The Supreme Court ruled that Trump may remove gender markers from new passports
Washington – The Supreme Court has cleared the way for President Trump to remove gender markers from new passports and require applicants to designate male or female at birth.
By a 6-3 vote, the justices approved another emergency appeal by Trump’s lawyers and halted a Boston judge’s order blocking the president’s new passport policy from taking effect.
“Showing a passport holder’s gender at birth no more violates the principle of equal protection than showing their country of birth,” the court said in an unsigned ruling. “In both cases, the government is merely confirming the historical reality without discriminating against anyone.”
Justice Kitanji Brown Jackson filed a dissent, joined by Justices Sonia Sotomayor and Elena Kagan.
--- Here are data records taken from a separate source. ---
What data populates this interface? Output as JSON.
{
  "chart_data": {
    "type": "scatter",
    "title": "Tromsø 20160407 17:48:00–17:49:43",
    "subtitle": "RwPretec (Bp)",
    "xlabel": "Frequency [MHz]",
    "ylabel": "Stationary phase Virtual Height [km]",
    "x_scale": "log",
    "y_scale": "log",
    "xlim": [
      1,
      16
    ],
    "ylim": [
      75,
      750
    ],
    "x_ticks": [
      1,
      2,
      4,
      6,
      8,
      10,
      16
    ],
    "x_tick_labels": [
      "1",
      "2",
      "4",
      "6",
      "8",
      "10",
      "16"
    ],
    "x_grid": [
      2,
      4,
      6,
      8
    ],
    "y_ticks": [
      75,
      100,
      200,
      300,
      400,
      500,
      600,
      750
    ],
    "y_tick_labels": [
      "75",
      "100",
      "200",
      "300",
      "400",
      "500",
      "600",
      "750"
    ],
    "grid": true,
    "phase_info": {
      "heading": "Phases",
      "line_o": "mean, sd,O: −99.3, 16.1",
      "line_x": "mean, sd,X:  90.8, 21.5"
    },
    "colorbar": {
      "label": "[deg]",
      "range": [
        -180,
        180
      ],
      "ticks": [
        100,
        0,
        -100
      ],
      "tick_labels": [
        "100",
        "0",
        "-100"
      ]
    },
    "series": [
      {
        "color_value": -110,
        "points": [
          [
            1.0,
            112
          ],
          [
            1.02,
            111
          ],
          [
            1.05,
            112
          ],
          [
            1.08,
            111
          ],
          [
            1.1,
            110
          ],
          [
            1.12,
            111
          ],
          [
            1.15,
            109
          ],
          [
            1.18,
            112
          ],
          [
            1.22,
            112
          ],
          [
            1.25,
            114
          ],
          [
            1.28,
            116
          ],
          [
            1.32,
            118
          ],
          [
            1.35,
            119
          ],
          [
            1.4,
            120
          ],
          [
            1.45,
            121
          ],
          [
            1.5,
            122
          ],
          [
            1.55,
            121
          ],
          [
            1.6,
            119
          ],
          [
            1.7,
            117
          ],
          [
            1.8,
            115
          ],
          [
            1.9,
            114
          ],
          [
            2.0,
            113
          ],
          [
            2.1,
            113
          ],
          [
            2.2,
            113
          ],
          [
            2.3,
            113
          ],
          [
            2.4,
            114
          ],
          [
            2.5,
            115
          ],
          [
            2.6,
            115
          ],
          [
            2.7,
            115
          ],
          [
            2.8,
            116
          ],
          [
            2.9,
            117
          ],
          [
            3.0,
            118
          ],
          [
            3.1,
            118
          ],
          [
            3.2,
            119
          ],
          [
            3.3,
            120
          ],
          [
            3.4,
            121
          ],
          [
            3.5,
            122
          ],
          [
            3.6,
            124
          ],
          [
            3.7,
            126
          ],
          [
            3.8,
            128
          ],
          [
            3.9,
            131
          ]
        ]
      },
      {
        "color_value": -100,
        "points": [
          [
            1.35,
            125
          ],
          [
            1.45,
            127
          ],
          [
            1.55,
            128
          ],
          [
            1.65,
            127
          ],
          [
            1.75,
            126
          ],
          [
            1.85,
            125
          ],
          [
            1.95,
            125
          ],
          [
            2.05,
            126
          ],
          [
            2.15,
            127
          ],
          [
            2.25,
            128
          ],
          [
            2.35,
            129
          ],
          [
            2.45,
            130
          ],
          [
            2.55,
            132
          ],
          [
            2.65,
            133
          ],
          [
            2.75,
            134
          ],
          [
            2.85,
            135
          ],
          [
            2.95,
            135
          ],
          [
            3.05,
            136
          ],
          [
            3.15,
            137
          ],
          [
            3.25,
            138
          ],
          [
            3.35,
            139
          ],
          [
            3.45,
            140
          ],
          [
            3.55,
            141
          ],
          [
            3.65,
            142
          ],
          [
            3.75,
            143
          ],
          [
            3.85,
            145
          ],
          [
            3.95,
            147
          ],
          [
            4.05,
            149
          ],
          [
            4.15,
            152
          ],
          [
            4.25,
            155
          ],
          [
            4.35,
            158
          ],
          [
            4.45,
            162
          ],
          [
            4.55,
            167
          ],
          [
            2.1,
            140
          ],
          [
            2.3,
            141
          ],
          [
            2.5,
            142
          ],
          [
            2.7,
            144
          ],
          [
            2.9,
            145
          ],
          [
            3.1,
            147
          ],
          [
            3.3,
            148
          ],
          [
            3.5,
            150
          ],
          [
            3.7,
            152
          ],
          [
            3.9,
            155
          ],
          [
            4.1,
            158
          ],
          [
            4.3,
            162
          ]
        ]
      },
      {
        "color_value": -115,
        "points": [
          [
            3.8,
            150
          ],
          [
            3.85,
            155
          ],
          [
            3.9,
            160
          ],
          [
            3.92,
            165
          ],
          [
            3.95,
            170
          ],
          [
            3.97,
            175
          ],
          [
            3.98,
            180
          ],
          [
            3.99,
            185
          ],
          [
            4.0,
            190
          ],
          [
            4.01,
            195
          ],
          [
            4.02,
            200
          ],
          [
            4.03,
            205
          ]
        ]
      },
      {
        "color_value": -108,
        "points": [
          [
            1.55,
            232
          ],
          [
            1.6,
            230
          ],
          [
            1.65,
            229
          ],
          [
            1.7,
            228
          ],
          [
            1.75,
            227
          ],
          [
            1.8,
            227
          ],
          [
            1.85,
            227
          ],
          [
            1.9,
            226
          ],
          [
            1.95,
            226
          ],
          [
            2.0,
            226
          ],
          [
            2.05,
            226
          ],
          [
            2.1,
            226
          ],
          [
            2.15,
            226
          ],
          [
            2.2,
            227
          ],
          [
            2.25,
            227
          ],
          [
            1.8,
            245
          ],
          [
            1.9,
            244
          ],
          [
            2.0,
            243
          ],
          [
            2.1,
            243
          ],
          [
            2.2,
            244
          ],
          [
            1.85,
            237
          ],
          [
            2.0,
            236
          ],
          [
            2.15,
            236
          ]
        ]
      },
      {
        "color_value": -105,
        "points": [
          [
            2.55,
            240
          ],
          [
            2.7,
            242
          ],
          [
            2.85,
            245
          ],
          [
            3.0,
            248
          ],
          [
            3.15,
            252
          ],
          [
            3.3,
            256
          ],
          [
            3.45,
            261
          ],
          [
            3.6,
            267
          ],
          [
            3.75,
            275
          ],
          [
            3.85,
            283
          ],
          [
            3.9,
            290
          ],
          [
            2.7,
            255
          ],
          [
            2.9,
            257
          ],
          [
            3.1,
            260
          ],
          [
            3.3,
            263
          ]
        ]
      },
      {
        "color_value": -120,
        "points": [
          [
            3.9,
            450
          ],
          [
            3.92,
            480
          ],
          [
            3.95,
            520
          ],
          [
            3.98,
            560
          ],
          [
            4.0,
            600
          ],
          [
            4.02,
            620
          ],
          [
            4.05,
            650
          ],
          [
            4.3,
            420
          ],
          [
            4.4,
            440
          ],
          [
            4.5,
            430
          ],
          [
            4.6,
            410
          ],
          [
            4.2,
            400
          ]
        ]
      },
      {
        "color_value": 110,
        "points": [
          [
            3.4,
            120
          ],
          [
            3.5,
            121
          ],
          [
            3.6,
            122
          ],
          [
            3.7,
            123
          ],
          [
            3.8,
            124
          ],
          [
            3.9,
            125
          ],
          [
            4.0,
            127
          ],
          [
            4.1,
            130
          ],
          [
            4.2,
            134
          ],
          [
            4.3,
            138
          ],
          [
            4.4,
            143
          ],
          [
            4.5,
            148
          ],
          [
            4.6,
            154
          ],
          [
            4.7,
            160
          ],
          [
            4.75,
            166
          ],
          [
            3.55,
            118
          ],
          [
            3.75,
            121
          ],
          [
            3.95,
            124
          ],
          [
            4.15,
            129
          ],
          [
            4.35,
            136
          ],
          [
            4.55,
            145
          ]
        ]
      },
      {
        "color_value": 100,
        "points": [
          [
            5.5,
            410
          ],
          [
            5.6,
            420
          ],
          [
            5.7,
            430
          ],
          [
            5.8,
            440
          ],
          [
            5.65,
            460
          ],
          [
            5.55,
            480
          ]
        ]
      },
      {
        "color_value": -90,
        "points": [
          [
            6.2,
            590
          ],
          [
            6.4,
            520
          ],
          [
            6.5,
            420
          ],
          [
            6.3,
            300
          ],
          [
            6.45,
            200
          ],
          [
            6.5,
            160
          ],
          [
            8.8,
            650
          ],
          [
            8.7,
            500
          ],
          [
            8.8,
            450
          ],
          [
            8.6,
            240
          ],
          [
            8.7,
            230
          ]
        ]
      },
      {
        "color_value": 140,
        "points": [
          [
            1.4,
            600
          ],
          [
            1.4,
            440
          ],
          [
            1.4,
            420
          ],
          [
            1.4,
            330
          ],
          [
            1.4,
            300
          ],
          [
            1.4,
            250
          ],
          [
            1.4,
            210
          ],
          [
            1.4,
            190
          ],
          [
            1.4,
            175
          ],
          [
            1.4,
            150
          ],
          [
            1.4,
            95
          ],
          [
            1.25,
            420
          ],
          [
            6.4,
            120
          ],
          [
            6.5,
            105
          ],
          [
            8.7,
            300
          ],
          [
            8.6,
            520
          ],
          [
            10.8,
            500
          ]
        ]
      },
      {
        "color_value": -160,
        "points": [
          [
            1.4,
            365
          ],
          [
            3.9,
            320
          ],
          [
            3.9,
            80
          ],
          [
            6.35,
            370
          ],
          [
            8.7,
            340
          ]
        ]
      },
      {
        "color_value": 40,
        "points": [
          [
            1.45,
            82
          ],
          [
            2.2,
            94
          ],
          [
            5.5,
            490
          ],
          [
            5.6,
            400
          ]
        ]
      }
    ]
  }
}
She said there was no emergency, and the change in passport policy would pose a risk to transgender travelers.
“The current record shows that transgender people using gender-nonconforming passports face violence, harassment and discrimination,” she wrote. “Airport checkpoints are stressful and invasive for travelers under normal circumstances – even without being forced to present government-issued identification documents that do not reflect one’s identity.
“Thus, by preventing transgender Americans from obtaining gender-conforming passports, the government does more than make a statement about its belief that transgender identity is ‘false.’
Upon taking office in January, Trump ordered the military to remove transgender soldiers from its ranks and told agencies to remove “gender identity” or transgender references from government documents, including passports.
The Supreme Court upheld both policies by striking down judges’ orders that temporarily blocked the changes as discriminatory and unconstitutional.
US passports did not have gender markers until the 1970s. For most of that time, passport holders had two choices: “M” for men and “F” for women. Beginning in 1992, the State Department allowed applicants to use a gender marker that differs from their sex at birth.
In 2021, the Biden administration added an “X” marker as an option for transgender and non-binary individuals.
Trump called for a return to the old era. He issued an executive order on “extremism of gender ideology” and said his administration would “recognize two sexes, male and female.” He requires “government-issued identification documents, including passports” to “accurately reflect the sex of the pregnant woman” determined at birth.
The American Civil Liberties Union is filing a lawsuit on behalf of transgender individuals who would be affected by the new policy. They won an injunction in June from U.S. District Judge Julia Kubik, who blocked the new policy from taking effect.
“What millions of Americans take for granted: passports that allow them to travel without misidentification, harassment or violence,” the ACLU advocates said in a Supreme Court appeal last month.
They said the administration’s new policy would reduce the usefulness of passports for identification.
“By classifying people based on the sex assigned at birth and specifically by issuing sex markers on passports, the State Department deprives plaintiffs of a usable identification document and the ability to travel safely… [It] Undermining the original purpose of passports as identity documents is that authorities look at the bearer’s appearance,” they wrote.
But Solicitor General D. John Sawyer argued that the plaintiffs did not have jurisdiction over the official documents. He said the judges should overturn the judge’s order and allow the new policy to take effect.
“Private citizens cannot compel the government to use gender-incorrect names on identification documents that fail to reflect the person’s biological sex — especially on identification documents that are government property and an exercise of the president’s constitutional and statutory authority to negotiate with foreign governments.”